Both the UN rights office and NGOs tracking the toll from the crackdown on the biggest protests in Iran in years have said their task has been impeded by a now two-week internet shutdown.

“Peaceful protesters were reportedly killed in the streets and in residential areas, including universities and medical facilities,” Turk said.

“Video evidence appears to show hundreds of bodies in morgues, with fatal injuries to the head and chest.
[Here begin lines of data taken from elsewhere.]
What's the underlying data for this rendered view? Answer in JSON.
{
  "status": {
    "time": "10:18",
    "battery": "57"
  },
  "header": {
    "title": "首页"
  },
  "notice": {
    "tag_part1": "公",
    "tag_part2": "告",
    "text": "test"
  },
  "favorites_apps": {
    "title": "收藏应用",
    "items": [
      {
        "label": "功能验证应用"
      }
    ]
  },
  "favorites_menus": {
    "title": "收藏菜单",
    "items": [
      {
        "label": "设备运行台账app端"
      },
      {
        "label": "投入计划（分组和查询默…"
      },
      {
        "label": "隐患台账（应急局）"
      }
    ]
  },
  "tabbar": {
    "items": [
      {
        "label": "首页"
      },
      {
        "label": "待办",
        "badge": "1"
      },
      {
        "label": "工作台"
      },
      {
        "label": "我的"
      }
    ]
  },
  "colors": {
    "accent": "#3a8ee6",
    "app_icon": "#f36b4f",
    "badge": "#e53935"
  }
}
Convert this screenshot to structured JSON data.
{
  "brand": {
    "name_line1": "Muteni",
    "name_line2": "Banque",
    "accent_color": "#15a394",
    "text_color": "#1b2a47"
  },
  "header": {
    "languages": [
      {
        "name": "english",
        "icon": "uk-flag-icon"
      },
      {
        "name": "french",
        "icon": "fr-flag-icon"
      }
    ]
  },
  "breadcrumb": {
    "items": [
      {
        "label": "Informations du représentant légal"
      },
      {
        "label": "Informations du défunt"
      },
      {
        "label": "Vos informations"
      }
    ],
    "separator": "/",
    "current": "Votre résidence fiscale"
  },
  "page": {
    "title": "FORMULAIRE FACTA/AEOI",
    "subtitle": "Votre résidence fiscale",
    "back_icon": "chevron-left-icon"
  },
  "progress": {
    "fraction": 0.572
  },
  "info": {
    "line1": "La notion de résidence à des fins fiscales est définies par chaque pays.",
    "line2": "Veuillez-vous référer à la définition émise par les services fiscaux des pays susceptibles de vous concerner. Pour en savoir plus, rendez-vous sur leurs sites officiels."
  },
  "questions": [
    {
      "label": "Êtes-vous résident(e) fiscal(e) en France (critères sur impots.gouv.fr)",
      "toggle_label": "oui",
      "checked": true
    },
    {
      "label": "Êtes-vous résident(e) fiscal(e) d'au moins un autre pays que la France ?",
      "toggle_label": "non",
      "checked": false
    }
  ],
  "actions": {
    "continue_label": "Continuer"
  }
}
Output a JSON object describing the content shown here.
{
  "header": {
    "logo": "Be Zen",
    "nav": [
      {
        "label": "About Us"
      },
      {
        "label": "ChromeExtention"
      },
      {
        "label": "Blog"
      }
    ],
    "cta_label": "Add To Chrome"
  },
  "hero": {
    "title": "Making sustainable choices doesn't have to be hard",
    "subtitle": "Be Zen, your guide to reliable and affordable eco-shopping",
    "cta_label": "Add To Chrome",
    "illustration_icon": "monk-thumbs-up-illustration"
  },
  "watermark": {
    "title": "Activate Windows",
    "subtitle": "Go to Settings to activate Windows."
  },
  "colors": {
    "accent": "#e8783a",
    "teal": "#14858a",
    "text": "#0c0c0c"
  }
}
Hundreds of security personnel were reportedly also killed,” he said.

The protests have now largely halted, but while “the killing in the streets of Iran may have subsided… the brutality continues”, Turk warned.

He decried the “chilling development” in which Iran’s judiciary chief this week said there would be no leniency for the thousands detained.

“I am deeply concerned by contradictory statements from the Iranian authorities about whether those detained in connection with the protests may be executed,” Turk said.

He pointed out that Iran “remains among the top executioner states in the world”, with at least 1,500 people reportedly executed there last year.

Describing the protests that have rocked Iran as just “the latest in a long line of heartfelt calls by the Iranian people for change”, Turk called on the authorities “to reconsider, to pull back, and to end their brutal repression”.